Theology in 3D

Where Were You?

Layton Talbert | September 11, 2018
Theology

That has become a perennial question on September 11. But I also remember where I was the day after: standing in front of my brand new NT Theology class, with an unexpected opportunity to teach them that everything in life — everything — is ultimately theological.

Twenty years earlier, I’d stood in awe atop the World Trade Center. While I was there, I picked up a brochure with a picture very like the one above. The caption is wry and sadly accurate: “The closest some of us will ever get to heaven.” It was. ‘Think ye that those New Yorkers were sinners more than all others? No, but I say to you that unless you repent, you will all likewise perish’ — not in the same catastrophic circumstances, but just as certainly and just as finally.

Let’s try to think God’s thoughts after him. Obviously the Bible makes no direct statements about that specific event on that particular day. But it does make statements that are utterly irrelevant if we are not meant to apply them to similar kinds of actual events in our experience. (For an excellent book-length exploration of that thesis, see fellow-blogger Ken Casillas’s Beyond Chapter and Verse: The Theology and Practice of Biblical Application, Wipf & Stock, 2018.)

Did God “do” what happened in New York City seventeen years ago today? The Bible’s answer is unambiguous: yes (Amos 3:6). Granted, the Bible goes on to parse that a bit more carefully so that we don’t get the wrong idea about God. Was God the one who initiated or incited the terrorist acts that day? Never. He does not tempt or prod men to sin. He doesn’t need to. Humans need no help devising and deploying evil (James 1:13-15). Sometimes all God has to do is step out of the way and desist foiling the evil that would otherwise claw its way out of the human heart (Mark 7:21-23).

Yet because God is sovereign (Psa 115:3) and because he is providentially in control (Psa 135:5-6), he is ultimately responsible. He says so (Job 2:3). You need look no further than Calvary for proof that God reigns even when evil and chaos seem to rule (Acts 4:26-28). God was just as sovereignly in control on 9/11/01 as he was on 4/19/85. That was the morning two retired missionaries to Africa decided to pop down to the social security office on a routine errand. Location? First floor of the Alfred P. Murrah Federal Building in downtown Oklahoma City. They were my wife’s uncle and aunt.

Or on 01/08/56. That’s when five young dedicated missionaries stood with their wives and small children singing “We Rest on Thee” before the men climbed aboard a small plane, landed on a tiny sliver of beach along the Curaray River in Ecuador, and were attacked and murdered by the tribe they came to evangelize.

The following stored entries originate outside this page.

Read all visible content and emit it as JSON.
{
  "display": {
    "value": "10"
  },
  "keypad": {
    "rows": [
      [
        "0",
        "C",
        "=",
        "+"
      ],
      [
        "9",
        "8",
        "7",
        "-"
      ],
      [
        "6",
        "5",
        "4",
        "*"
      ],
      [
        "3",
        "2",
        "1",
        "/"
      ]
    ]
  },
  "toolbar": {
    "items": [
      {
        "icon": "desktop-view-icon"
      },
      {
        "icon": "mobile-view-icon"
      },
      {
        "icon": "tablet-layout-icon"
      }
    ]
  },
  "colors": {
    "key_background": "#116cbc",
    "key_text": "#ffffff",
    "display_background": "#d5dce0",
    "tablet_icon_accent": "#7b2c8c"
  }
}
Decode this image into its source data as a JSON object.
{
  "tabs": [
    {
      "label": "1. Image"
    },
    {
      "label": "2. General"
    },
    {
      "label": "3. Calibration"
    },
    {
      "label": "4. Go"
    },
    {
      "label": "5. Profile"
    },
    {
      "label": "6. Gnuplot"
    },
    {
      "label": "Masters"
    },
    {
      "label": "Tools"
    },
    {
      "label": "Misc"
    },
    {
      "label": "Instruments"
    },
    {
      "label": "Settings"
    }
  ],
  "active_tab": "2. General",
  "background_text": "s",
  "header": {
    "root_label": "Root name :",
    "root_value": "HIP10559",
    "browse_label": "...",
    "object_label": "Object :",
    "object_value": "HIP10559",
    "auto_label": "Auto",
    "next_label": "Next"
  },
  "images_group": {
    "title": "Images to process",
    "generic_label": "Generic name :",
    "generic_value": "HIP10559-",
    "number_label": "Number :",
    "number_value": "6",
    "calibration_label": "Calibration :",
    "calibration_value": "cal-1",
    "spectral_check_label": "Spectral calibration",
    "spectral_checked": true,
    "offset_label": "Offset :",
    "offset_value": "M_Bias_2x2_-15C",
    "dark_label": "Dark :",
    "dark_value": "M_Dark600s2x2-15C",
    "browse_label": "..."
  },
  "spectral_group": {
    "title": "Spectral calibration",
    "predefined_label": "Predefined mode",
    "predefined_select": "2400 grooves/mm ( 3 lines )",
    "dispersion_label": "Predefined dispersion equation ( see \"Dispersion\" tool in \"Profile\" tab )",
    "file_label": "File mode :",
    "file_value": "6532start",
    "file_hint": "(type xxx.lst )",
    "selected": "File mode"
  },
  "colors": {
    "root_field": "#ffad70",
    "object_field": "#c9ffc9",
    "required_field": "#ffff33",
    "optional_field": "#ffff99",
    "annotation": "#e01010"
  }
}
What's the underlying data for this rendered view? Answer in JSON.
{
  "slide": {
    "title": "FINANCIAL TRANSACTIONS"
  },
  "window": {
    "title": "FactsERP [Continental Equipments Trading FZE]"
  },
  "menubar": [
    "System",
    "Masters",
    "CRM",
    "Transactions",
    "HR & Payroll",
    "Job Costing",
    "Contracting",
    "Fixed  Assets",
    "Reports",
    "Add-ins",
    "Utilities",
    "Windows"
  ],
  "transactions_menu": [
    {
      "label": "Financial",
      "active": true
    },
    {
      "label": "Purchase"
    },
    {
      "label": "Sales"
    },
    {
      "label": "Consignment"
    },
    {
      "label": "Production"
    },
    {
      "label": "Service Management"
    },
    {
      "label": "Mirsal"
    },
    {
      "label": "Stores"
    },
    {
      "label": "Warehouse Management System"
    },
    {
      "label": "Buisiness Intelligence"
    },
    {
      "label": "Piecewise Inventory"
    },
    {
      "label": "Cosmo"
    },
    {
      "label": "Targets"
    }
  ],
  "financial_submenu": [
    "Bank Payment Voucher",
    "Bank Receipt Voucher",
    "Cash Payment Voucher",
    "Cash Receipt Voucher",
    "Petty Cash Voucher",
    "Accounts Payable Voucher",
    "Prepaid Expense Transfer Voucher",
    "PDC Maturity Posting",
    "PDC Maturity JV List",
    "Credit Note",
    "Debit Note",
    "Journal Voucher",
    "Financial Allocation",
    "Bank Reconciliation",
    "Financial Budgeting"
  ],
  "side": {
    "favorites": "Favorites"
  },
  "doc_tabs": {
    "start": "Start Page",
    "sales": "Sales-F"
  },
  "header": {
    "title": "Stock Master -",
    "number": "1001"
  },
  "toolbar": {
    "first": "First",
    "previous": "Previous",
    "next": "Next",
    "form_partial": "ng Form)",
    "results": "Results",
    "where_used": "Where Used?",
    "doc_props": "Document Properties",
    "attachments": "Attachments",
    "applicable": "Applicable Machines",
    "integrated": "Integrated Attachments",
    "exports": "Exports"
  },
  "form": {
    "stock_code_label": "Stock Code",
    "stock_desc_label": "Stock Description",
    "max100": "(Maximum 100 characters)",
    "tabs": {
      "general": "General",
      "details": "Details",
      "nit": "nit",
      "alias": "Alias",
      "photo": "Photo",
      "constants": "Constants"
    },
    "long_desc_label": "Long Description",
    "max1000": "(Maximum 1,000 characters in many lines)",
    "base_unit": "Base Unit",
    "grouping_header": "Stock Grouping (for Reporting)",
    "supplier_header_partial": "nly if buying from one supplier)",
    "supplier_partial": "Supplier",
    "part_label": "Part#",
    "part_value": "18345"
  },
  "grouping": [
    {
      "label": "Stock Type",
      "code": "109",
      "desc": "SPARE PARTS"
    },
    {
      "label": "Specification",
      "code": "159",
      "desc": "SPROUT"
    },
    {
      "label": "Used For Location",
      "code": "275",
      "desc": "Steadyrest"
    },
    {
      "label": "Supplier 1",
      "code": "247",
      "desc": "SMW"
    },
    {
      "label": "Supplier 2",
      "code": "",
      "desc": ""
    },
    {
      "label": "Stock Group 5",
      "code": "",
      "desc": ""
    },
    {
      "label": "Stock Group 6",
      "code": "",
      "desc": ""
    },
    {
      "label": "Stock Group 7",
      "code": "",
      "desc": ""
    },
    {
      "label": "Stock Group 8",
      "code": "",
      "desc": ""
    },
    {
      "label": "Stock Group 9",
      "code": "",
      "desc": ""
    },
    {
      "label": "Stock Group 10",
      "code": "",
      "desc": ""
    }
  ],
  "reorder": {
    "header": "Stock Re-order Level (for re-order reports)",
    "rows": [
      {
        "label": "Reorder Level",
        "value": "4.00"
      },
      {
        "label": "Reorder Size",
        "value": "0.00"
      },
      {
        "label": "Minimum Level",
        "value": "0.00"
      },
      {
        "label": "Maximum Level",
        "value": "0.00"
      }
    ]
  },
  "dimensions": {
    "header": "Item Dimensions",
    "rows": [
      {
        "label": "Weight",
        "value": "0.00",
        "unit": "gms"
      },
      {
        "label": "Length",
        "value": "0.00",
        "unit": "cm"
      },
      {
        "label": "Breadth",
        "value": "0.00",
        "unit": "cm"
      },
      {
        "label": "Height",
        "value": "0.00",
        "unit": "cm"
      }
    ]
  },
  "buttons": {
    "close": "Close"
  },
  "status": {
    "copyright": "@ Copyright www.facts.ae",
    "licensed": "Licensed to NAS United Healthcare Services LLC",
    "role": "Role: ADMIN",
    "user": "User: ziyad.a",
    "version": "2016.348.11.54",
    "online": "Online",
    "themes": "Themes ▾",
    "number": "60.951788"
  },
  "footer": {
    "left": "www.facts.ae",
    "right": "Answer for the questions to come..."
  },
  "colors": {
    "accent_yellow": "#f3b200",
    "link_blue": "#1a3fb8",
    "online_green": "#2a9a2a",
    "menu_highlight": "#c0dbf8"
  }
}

Because God is not only sovereign but also good (Psa 100:5Psa 119:68) and righteous (Jer 9:24), he is good and right in all that he does or allows. Even when it doesn’t look good or right to us. It is at that point that two roads diverge — not in a yellow wood, but in our hearts. One road is named “By Sight Not Faith” and the other “By Faith Not Sight.” One leads us to react to our circumstances based on the tiny sliver of infinite reality that we can see through the keyhole of our very finite experience. The other road leads to reactions that are grounded and governed by what God says is so, regardless of what it might look like. Life in a sin-full world filled with rebels against God is rife with hard and harsh realities (Job 2:10). Even without a Bible, Job got on the right road (at least initially).

God providentially employs the freely chosen acts of wicked men to accomplish more purposes than we can shake a stick at (to quote my parents), and more than we could discover even if we knew everywhere to look (Rom 11:33-36). And, yes, sometimes those purposes include judgment and warning to a nation of people who increasingly clamor to be allowed to do as they please without consequence or accountability (Psa 2:1-3).

Besides that brochure I mentioned, I have one other memento from that day-after in my NT Theology class. It’s a photocopy of a daily Scripture calendar from 2001. The Bible passage for September 11 was Zephaniah 1:15. Beneath is a quote from Philip Yancey which reads, in part,

God freely admits he is holding back his power, but he restrains himself for our benefit. For all scoffers who call for direct action from the heavens, the prophets have ominous advice: Just wait.

Like the tower that fell in Siloam (Luke 13:4-5), the towers that fell in New York — whatever else they may signify — are a gracious yearly reminder of our mortality and future reckoning, a devastatingly merciful divine jolt to get our attention.